Dave the Dealer: Cyber security card game leaves Dodgi office exposed

clock • 3 min read

Dave reflects on a game of top trumps that went wrong, and Huawei's raven-based marketing stunt

Playing Top Trumps as a young nipper has left me with an encyclopaedic knowledge of pointless car facts, like which has more cylinders out of a Lamborghini Countach or Ferrari F40 (it's the Countach, dummies - 12 versus eight).

So I was heartened and a little giddy at the prospect of reviving my boyhood hobby when I received a pack of ‘Cyber Security' top trumps' in the post the other day.

The game, created by the good people at security reseller Sec-1 and WatchGuard, allows players to do battle with various cyber security threats, including Trojans, cross-site scripting and weak passwords. The threats are scored across five factors, namely devastation, likelihood, nuisance factor, financial impact and defendability.

I don't mind admitting we're all addicted to the game here at Dodgi, so much so that Gordon forgot to do an important firewall update last week and we got breached.

Spamalot

As you'll know by now, I'm a lover of all of life's small ironies. Nothing tickles me more than watching commuters having to splutter their way through my plume of cigarette smoke in order to gain entrance to Romford Station when, before the ban, they could simply have avoided me as I puffed away on the platform.

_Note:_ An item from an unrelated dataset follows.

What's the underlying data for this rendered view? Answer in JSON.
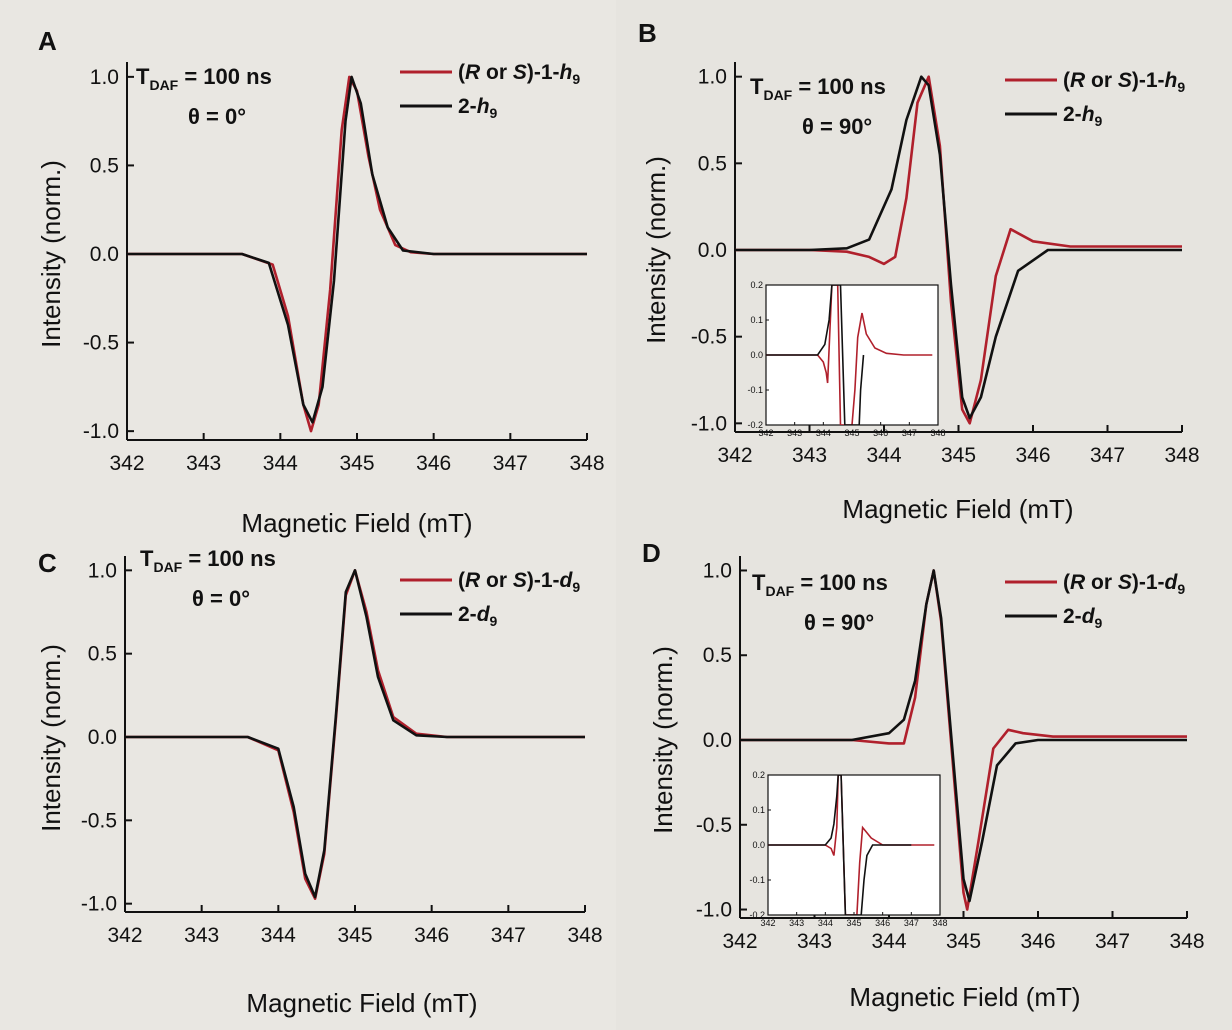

So it was with much mirth that I observed how unsolicited spam-fighting law GDPR sparked possibly the biggest spike in unsolicited spam in living memory (or at least since I got hold of Plaistow Pete's PC Palace's contacts database in 2007).

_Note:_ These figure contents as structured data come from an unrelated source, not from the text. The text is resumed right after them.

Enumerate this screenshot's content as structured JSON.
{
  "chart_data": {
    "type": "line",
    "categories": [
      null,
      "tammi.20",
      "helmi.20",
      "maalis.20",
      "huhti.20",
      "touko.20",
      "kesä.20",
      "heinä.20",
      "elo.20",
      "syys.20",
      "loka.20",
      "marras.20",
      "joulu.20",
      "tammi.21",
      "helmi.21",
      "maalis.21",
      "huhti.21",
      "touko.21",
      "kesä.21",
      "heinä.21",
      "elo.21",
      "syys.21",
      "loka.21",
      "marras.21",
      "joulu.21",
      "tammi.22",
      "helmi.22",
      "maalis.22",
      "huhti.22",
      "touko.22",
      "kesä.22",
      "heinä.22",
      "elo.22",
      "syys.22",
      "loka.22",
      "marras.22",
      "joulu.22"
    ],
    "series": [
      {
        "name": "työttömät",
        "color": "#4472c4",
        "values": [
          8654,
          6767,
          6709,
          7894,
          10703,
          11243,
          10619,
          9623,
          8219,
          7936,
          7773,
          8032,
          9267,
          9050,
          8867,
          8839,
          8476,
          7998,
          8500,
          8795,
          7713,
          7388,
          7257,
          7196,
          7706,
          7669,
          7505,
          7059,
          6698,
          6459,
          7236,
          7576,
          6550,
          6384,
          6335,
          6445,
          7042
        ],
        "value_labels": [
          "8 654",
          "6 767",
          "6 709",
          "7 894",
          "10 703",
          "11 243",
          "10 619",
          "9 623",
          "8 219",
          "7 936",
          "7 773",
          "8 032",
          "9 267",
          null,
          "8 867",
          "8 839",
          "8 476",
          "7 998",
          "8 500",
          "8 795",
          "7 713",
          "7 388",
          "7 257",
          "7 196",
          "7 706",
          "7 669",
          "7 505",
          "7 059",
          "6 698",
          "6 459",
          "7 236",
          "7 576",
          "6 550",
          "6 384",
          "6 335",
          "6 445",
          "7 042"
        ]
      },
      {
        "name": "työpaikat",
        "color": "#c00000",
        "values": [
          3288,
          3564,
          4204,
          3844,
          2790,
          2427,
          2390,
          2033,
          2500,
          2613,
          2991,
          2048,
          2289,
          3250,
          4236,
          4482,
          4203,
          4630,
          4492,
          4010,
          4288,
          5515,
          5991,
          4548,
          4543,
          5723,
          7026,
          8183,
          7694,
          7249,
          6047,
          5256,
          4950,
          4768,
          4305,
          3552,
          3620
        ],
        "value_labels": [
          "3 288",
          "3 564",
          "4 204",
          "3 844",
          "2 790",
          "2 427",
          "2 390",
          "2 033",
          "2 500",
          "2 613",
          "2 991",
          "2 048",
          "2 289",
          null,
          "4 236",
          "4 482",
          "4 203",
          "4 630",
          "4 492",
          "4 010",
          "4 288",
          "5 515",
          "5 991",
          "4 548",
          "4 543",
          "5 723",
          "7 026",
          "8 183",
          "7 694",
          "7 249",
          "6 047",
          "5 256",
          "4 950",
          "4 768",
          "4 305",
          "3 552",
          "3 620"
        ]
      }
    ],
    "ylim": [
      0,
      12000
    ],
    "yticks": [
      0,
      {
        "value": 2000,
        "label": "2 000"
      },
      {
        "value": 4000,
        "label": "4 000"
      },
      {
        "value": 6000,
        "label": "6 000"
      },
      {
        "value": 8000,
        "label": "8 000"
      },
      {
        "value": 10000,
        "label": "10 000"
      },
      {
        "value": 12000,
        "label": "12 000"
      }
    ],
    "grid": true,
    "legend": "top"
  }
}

In the run up to 25 May, Twitter and LinkedIn was awash with people complaining they were inundated with emails from people they'd never heard of asking them if they wanted more emails from them.

And in a further comic twist, it emerged that the European Commission fell short of the very law it had just introduced just days later when it accidentally published the records of 700 citizens.

Where's Alanis Morrissett when you need her?

McTrump at the double

Come 2020, when Donald Trump's first term as president expires, what the world will need is a reasonable, sober and clear-thinking successor who can bring a bit of normality back to the global order.

Step forward gun-toting, controversy-courting anti-virus doyen John McAfee, who has announced on Twitter that he is to take a second tilt at the US presidency in two years' time.

McAfee may have founded one of the world's top anti-virus software brands, but his antics over the years make Trump look like a particularly diffident librarian, with his bizarre involvement in a Belize murder investigation in 2012 among his career highlights.

Standing on a cryptocurrency ticket this time around, McAfee is currently 100-1 with Sky Bet to win, with Mark Zuckerberg, Kayne West and Dwayne ‘The Rock' Johnson among the other fancied contenders. At this rate, I wouldn't be surprised if Shirl from accounts also threw her hat in the ring.

Caw blimey!

Like the Dairy Milk drumming gorilla, sometimes the best adverts have almost nothing to do with the product.

So kudos to aggressive Chinese vendor Huawei for drumming up some national press coverage by randomly placing five giant ravens in various hotspots around the country in its latest - slightly creepy - PR stunt.

Huawei erected the eight-foot tall avians to plug its latest smartphone, the P20 Pro, its core message being that Brits apparently need to get closer to wildlife. Its ‘study' found that one in four Brits has never seen a raven in the wild, with the figure rising to one in three for badgers and four in ten for weasels.

I agree with the central message behind Huawei's campaign, and there are certainly some lovely derelict building sites and polluted canals around Dagenham that I'm yet to explore. But the po-faced environmentalist in me wonders whether "getting closer to nature" armed with a gadget constructed from plastic, glass and various rare earth metals, and shipped from a factory in Shenzhen, is necessarily the most apt way to go about it.